I continued rolling up Brooks’s small shirts and squeezing them into the empty spaces inside the overstuffed bag. We could figure all that out on the way. The important thing was to get out of here.
“It’s too dangerous out there. We can’t leave.” Howie started pulling things out of the backpack. I smacked his hand away and pushed him hard. His bare chest felt like ice.
“It’s too dangerous to stay! We have a price on our heads.” My hands flailed and I paced the room, searching for any small items to fit into the bag. We used to play ‘What Would You Take in a Fire’ as kids, but now when faced with those decisions, everything looked irreplaceable. “You don’t think he’ll be back? With his friends?” The word tasted like bile. I shuddered. “They’ll come for me. We’re sitting ducks here, Howie.”
He came to me, took the “World’s Best Mom” glass rose out of my hand, and held me to him. He, too, shuddered against my body, but I think for a different reason. The hairs on his chest and arms stood at attention. “We’d be sitting ducks out there, too. Worse even. The people hunting us out there have the President’s blessing. At least here, it’s only a couple guys. I can handle them.”
I tried to pull away from him but he held firm and continued speaking gently into the top of my head. “I will protect you. I’ll build a fence. I’ll make this place a fortress. They won’t get you.” His words were no more than a soothing whisper by that point.
“We’ll starve in your fortress. We already are.” I forced him to let me loose.
“I’ll find food. I promise. Please trust me.”
I rummaged through my parents’ things agai
n, knowing exactly what was in the drawers. Anything to keep myself from turning to him, seeing the desperation on his face. “There is no food. Anywhere. Fox and Sturn both said to get on the ship.”
“Fox and Sturn are dead!”
“And we will be too if we don’t leave. Come on, Howie.” I stared at the large family portrait hanging above the dresser. Dad had forced us to sit forever to get the perfect picture of his happy family, just days after Brooks was born. On the side of my leg, my fingers played the opening lines of the lullaby Mom hummed to both of us as babies. I carefully considered how to best get it off the wall and into the backpack. Not turning around.

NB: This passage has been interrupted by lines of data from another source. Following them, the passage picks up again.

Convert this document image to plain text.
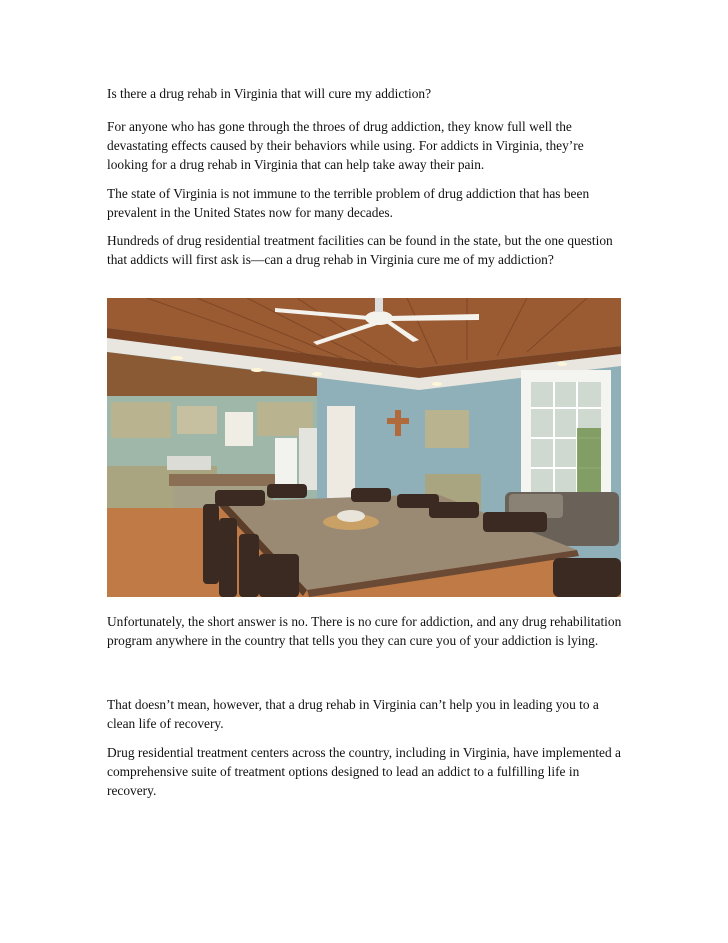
Is there a drug rehab in Virginia that will cure my addiction?

For anyone who has gone through the throes of drug addiction, they know full well the devastating effects caused by their behaviors while using. For addicts in Virginia, they’re looking for a drug rehab in Virginia that can help take away their pain.

The state of Virginia is not immune to the terrible problem of drug addiction that has been prevalent in the United States now for many decades.

Hundreds of drug residential treatment facilities can be found in the state, but the one question that addicts will first ask is—can a drug rehab in Virginia cure me of my addiction?

Unfortunately, the short answer is no. There is no cure for addiction, and any drug rehabilitation program anywhere in the country that tells you they can cure you of your addiction is lying.

That doesn’t mean, however, that a drug rehab in Virginia can’t help you in leading you to a clean life of recovery.

Drug residential treatment centers across the country, including in Virginia, have implemented a comprehensive suite of treatment options designed to lead an addict to a fulfilling life in recovery.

“As soon as these timers go off, we’re fair game.” His shadow fell across my back, but he didn’t touch me.
16:12:47
16:08:32
I turned and buried my face into his heaving chest. His heart pounded in my ear. Long comforting arms enveloped me in a safe cocoon. “Oh, Stone. What are we gonna do?” My tears flowed freely. “We can’t stay. But... we can’t leave, either.” It would be pitch black out there when the timers counted down. We wouldn’t see them coming. My sobs rose against the scar on Howie’s chest. I wondered if he’d ever tell me how he got it. And if he’d make me return the favor.
15:57:01
When I’d cried myself out, Howie released his hold on me and offered a crumpled shirt from the pile on the bed. I dried my face with it as he unpacked the bag, slowly. He put the last of our things back in the closet and sat on the bed, patting beside him for me to sit.
When I didn’t move, he scooted far toward the wall and gestured to my seat, which now had plenty of personal space.
I lowered myself onto the corner, fondling the snotty t-shirt and staring at it like it was the most interesting shirt in the world.
Howie stretched out his long leg, touching my hip with the tip of his ice cold big toe. “I gave you my word.”
Nothing passed between us for a long while except comfortable silence.